Some part of Rhwng Gwy a Hafren may have been known as Cynllibiwg (or some variation) during the Early Middle Ages. The Red Book of the Exchequer, a mainly 13th-century English compilation of landholdings, mentions a region of seven cantrefs "between Severn and Wye" that had been known as Kenthlebiac during the time of Rhys ab Owain of Deheubarth. This name is evidently attested in the 9th-century Historia Brittonum, which describes a marvellous spring in the regione of Cinlipiuc brimming with fish despite not being fed by a stream. The Domesday Book of 1086 refers to a place called Calcebuef, which rendered ten shillings; one editor suggests this is a corruption of Cynllibiwg and that it derives ultimately from the name of Saint Cynllo.

The extent of Cynllibiwg is unknown.
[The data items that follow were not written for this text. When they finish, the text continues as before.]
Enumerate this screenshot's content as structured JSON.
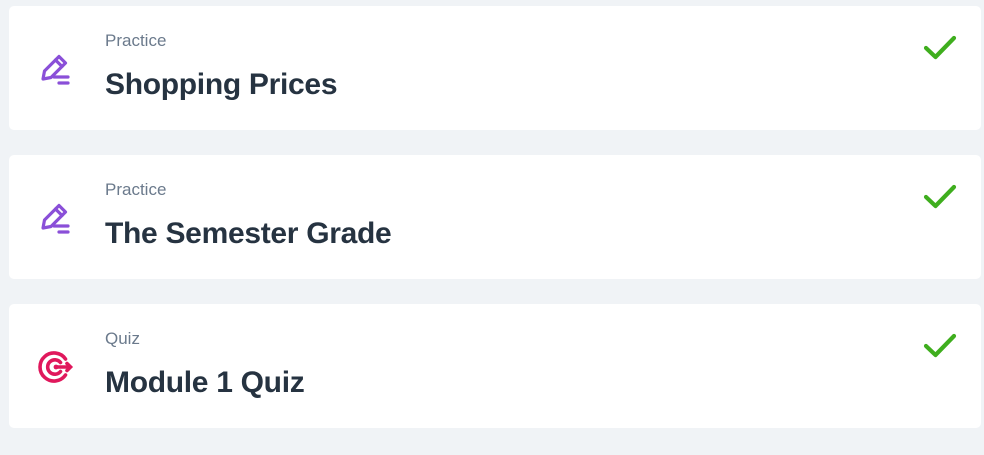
{
  "colors": {
    "background": "#f0f3f6",
    "card": "#ffffff",
    "practice_icon": "#8a4fd8",
    "quiz_icon": "#e0185c",
    "check": "#3fae1e",
    "label": "#6b7a8c",
    "title": "#263341"
  },
  "items": [
    {
      "type_label": "Practice",
      "title": "Shopping Prices",
      "icon": "pencil-icon",
      "status_icon": "checkmark-icon"
    },
    {
      "type_label": "Practice",
      "title": "The Semester Grade",
      "icon": "pencil-icon",
      "status_icon": "checkmark-icon"
    },
    {
      "type_label": "Quiz",
      "title": "Module 1 Quiz",
      "icon": "target-icon",
      "status_icon": "checkmark-icon"
    }
  ]
}
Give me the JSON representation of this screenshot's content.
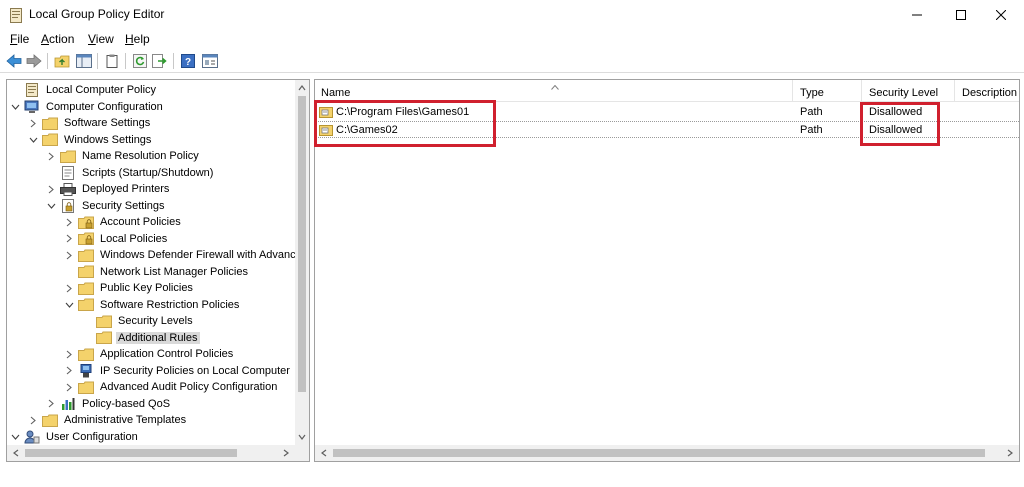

Hubert Hall suggests that the number of cantrefs given in the Red Book of the Exchequer be amended from seven to three, perhaps Arwystli, Maelienydd, and Elfael. The Red Book mentions that these cantrefs were part of Powys in the time of "Meic Menbis", but were no longer such in the 13th century. Cynllibiwg has been postulated as an early kingdom, but is not mentioned by the great majority of historians.